Endeavor (une voix de cataclysme, écrasant son bureau d'un coup de poing) : « Ils ont perdu la tête... Déclarer une exécution publique sur des gosses ?! Burnin ! Prépare les troupes ! Best Jeanist, Kamui, on y va ! On ne protège plus les rues... On marche sur le quartier général de la Commission. S'ils veulent une guerre, ils vont l'avoir. »

Le Héros Numéro Un bascule officiellement dans la rébellion ouverte pour protéger la vie des élèves.

Dans une camionnette banalisée roulant à toute allure vers les serveurs centraux de la télévision nationale, Hawks remet ses lunettes, ses ailes frémissant d'une tension mortelle, aux côtés du détective Tsukauchi.

Hawks (le regard noir, perdant son éternel sourire) : « Le Directeur vient de signer son arrêt de mort. Il est allé trop loin pour couvrir ses arrières. Tsukauchi, on balance les dossiers. Tout de suite. S'ils veulent détruire Yuei, on va détruire la Commission devant le monde entier avant que le premier obus ne retombe. »

Dans le tunnel noirci sous Yuei, Izuku Midoriya porte Denki Kaminari sur son épaule, tandis que Bakugo soutient Kyoka Jiro. Grâce aux haut-parleurs de sécurité de Nezu, ils ont entendu l'annonce publique du Directeur. Ils savent que tout le pays croit désormais qu'ils sont des monstres à abattre.

Kyoka serre les poings, le sang de ses oreilles coulant sur ses joues, mais ses yeux brillent d'un éclat farouche.

Kyoka (la voix blanche mais tranchante) : « Ils ont dit qu'on devait être éliminés... Ils ont dit qu'on était des monstres. »

Katsuki Bakugo lâche un rire purement sadique, ses paumes crépitant d'une puissance nucléaire.
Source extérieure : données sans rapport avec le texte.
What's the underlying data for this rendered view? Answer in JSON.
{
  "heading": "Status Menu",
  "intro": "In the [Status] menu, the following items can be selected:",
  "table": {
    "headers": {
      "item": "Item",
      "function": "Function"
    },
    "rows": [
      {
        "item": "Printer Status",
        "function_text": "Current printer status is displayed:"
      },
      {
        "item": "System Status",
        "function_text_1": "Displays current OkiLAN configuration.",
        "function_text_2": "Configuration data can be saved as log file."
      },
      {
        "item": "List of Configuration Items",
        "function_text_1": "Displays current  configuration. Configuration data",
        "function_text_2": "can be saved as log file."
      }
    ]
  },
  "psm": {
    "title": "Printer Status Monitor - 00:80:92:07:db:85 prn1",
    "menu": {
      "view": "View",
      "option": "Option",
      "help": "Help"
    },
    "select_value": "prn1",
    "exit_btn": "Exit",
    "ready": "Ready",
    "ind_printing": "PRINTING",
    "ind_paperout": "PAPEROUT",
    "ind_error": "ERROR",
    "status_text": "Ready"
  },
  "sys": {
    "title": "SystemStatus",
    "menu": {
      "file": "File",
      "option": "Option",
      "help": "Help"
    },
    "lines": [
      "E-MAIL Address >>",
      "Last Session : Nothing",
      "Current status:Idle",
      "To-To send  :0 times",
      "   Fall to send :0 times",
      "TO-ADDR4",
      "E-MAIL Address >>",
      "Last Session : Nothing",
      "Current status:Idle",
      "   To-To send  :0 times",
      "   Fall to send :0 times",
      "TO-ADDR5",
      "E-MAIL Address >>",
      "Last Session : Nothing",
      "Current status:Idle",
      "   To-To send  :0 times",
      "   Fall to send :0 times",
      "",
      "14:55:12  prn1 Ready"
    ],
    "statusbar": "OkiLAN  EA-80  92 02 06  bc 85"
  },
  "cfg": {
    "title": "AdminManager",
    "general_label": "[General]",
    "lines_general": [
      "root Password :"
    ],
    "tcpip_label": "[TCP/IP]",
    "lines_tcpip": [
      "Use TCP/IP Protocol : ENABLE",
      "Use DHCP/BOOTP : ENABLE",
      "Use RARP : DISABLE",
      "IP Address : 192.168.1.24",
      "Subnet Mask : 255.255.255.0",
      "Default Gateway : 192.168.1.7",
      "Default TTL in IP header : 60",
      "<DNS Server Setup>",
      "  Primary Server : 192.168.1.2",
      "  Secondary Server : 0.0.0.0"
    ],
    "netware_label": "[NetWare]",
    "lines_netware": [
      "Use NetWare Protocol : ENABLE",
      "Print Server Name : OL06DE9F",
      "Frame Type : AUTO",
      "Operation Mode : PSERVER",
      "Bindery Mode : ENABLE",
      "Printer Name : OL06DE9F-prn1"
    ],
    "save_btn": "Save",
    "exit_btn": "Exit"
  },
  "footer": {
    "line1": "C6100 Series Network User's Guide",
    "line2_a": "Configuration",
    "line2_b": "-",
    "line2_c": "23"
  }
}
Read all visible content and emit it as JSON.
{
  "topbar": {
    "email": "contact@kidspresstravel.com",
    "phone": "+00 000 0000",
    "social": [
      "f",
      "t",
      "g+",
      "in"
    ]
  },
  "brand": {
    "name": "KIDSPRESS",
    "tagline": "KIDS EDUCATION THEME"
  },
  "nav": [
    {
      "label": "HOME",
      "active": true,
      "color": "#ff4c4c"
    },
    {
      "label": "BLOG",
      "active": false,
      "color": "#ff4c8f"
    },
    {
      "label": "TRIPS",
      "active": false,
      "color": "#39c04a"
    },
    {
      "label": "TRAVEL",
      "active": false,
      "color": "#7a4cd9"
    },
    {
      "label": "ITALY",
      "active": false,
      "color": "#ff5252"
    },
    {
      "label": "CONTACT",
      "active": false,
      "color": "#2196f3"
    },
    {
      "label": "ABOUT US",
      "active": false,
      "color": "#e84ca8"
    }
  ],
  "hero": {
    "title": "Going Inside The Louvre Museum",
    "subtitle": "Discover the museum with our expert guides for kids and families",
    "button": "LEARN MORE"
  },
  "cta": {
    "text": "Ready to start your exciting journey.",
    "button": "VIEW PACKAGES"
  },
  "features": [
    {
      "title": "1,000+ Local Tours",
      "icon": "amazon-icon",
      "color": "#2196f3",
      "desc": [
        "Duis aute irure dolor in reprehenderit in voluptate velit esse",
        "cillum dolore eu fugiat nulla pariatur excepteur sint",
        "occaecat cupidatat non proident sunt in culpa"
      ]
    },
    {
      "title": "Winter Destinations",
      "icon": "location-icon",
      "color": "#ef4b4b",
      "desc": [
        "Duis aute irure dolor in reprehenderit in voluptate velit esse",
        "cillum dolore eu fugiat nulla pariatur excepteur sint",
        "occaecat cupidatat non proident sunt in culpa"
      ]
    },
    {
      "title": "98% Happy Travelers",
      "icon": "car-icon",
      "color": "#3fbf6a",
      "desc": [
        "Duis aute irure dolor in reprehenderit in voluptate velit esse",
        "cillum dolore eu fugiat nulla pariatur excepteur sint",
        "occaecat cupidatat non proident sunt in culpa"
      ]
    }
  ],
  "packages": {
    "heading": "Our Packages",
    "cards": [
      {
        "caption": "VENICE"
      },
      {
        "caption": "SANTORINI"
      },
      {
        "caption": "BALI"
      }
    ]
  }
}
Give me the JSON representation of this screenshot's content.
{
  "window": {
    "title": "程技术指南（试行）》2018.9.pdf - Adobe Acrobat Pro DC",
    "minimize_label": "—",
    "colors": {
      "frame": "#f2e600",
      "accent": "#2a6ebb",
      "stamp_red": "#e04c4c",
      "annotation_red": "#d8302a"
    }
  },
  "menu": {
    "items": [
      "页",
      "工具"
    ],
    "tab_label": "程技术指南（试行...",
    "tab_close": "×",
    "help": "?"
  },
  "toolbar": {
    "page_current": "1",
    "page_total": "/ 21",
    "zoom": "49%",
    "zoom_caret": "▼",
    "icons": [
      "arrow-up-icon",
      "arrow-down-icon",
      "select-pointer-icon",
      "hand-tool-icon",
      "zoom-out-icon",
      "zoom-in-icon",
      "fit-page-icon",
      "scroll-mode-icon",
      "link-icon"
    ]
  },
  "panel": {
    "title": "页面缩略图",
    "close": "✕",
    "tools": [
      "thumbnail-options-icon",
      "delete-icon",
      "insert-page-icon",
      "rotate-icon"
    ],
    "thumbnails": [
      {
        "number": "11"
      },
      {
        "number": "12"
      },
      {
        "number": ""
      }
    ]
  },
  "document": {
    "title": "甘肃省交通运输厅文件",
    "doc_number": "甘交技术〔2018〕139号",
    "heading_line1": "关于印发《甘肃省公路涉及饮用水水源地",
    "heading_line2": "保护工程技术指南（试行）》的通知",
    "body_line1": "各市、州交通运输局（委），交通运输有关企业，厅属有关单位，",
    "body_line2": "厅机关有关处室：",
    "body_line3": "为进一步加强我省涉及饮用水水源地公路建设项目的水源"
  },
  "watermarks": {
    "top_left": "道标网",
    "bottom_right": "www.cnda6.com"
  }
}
Bakugo : « Qu'ils viennent. Ils voulaient voir des monstres ? On va leur montrer ce que c'est que de pousser des héros à bout. »

Izuku Midoriya lève les yeux, le visage masqué par les éclairs vert foncé du One For All poussé à ses limites. La Commission vient de lever le dernier frein moral des élèves. Ce n'est plus un exercice, ce n'est plus de la légitime défense. Les quarante élèves de Yuei, soutenus par le numéro un et les professeurs, s'apprêtent à mener l'assaut final pour faire tomber un gouvernement corrompu.